At long last, summer seems to have arrived with some much needed sunshine as Olympic fever sweeps the nation.
Many of the national house price indices have reported house prices falling in July, all by varying degrees. Nationwide yet again lead the trend and report prices to have fallen by 0.7%, whilst Hometrack suggest a more modest fall of 0.1% for the month.
Significantly all price indices are reporting that the rate of house price growth in London and the South East and in the prime sector of the market are showing signs of slowing, albeit both remain in positive territory. At this stage it is too early to judge whether this is a seasonal blip and linked to activities such as The Jubilee celebrations and the Olympics, or deeper rooted in waning purchaser confidence, set against deteriorating UK economic data and euro zone influences.
Prices fall, yet pre-Olympic flurry of activity
As schools break up for the holiday season, market activity in July normally starts to slow down. However, July has been unexpectedly brisk at Garrington, witnessing high levels of new clients retaining us for new searches, and also new purchases being agreed for existing clients. This trend has been seen both in the prime regional markets and the London market, but in all cases has been for the very best property which has been correctly priced.
Podium finishes for Olympic landlords?
There had been widespread speculation as to whether the Olympics represented a lucrative opportunity for landlords. In pursuit of the ‘pot of gold’ at the end of the Olympic rainbow, many opportunistic London landlords served notice on tenants, hoping instead to attract high paying short term tenants for the Olympics. This decision may turn out to be short sighted for some landlords, given the additional recorded rent on a typical 2 bedroom flat has only averaged £500 a month, which after letting fees, tax and expenses has not looked like a stunning return. London letting agents are forecasting that in some areas such as Limehouse, Stratford, Canary Wharf and Tower Bridge rent levels could fall in the short term by as much as 15% after the Olympics.
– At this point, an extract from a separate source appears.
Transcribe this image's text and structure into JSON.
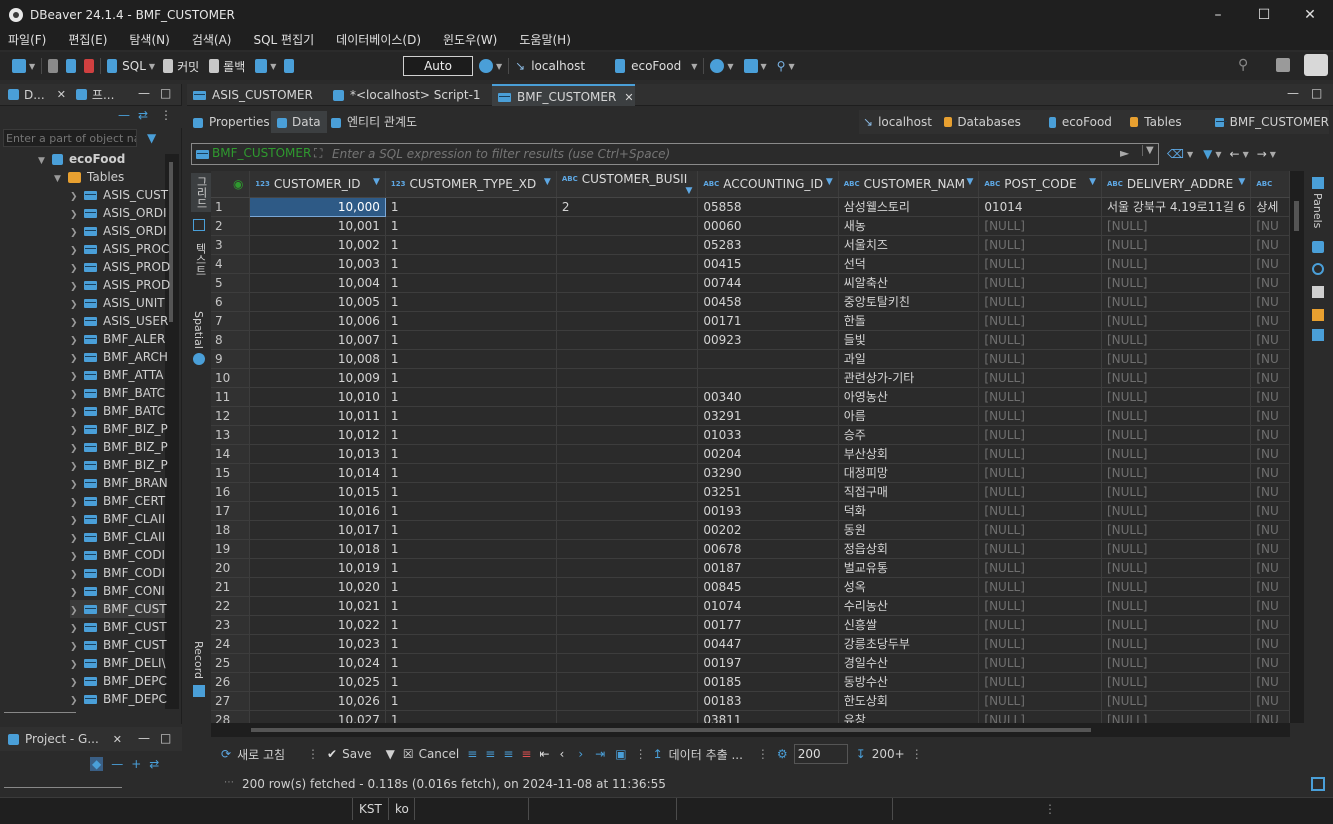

As with any market, scarcity creates value and the congruence of the very best accommodation and the highest paying tenant has led to a world record of a different kind being broken in July, with an Olympic London rental property being reportedly let for £115,000 per week in Covent Garden.
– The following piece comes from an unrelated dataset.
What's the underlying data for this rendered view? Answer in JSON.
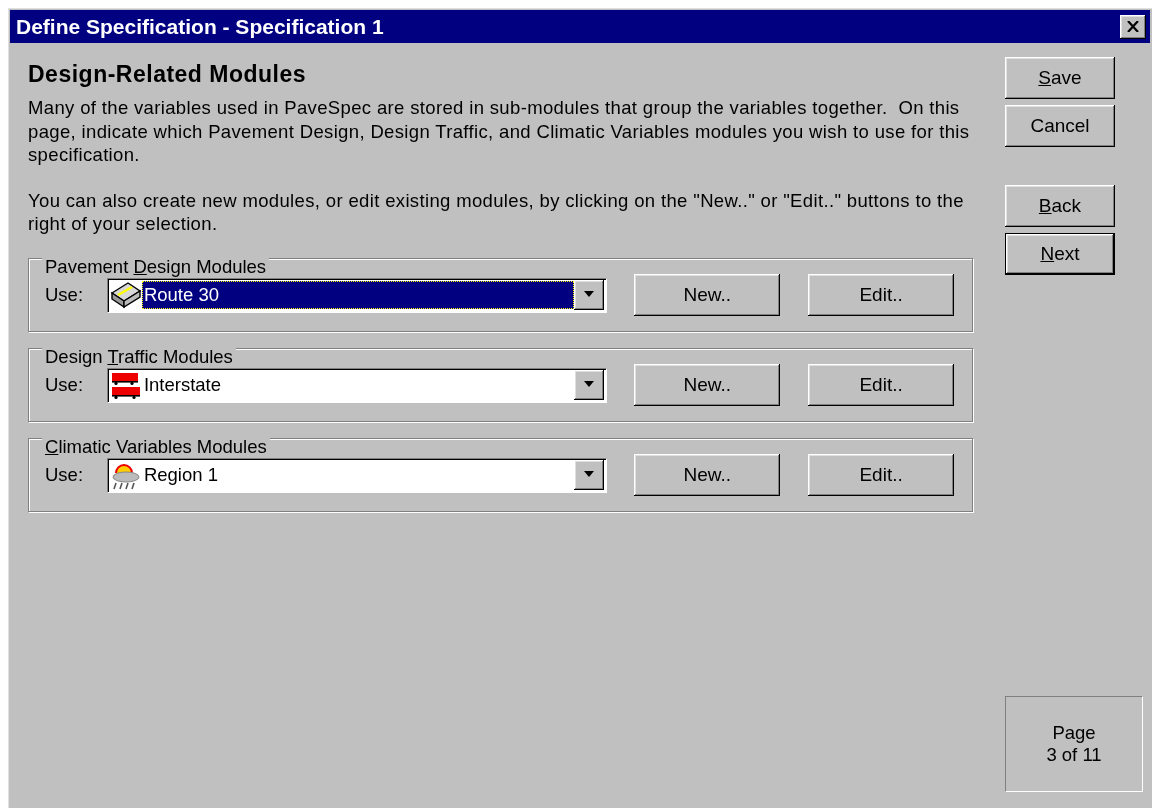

Property transaction volumes rise
Data released in July by HMRC records that the total volume of property transactions completed in the first 6 months of 2012 has risen by 11% to 431,000 transactions. Given the state of the economy this data is encouraging, although on closer evaluation most of the growth in transaction volumes came in the first quarter of the year, when market conditions were brisk and purchaser demand outstripped supply in many areas.
Prime market outperforms national trend
Research reported by our London search team reveals that average prices per square foot in prime central London in the first half of 2012 are now in excess of £1,340, an increase of 12.5% on the same period in 2011. There has also been a 28% increase in transactions and a 42% increase in sales over £5 million, which in the last quarter equated to more than 100 transactions of £5 million plus, and for only the fourth time in the past five years transaction values exceeded £1 billion in a quarter.
The shape of things to come
Accurately forecasting future market trends has become increasingly complex due to the various regional nuances and wider economic events that now quickly affect buyer sentiment. As seen in the tables below, new sellers entering the market are outnumbering transacting buyers by a ratio of nearly 2:1, with final transaction values only averaging 93.1% of asking prices. According to Hometrack, the average time for a property to be on the market increased in July for a second consecutive month, and now stands at 9.5 weeks.
Given this growing body of data, it is reasonable to suggest that we are likely to see further price reductions over the summer months, other than for ‘best of breed’ properties, to entice buyers, who it would seem are likely to maintain the upper hand for some time to come.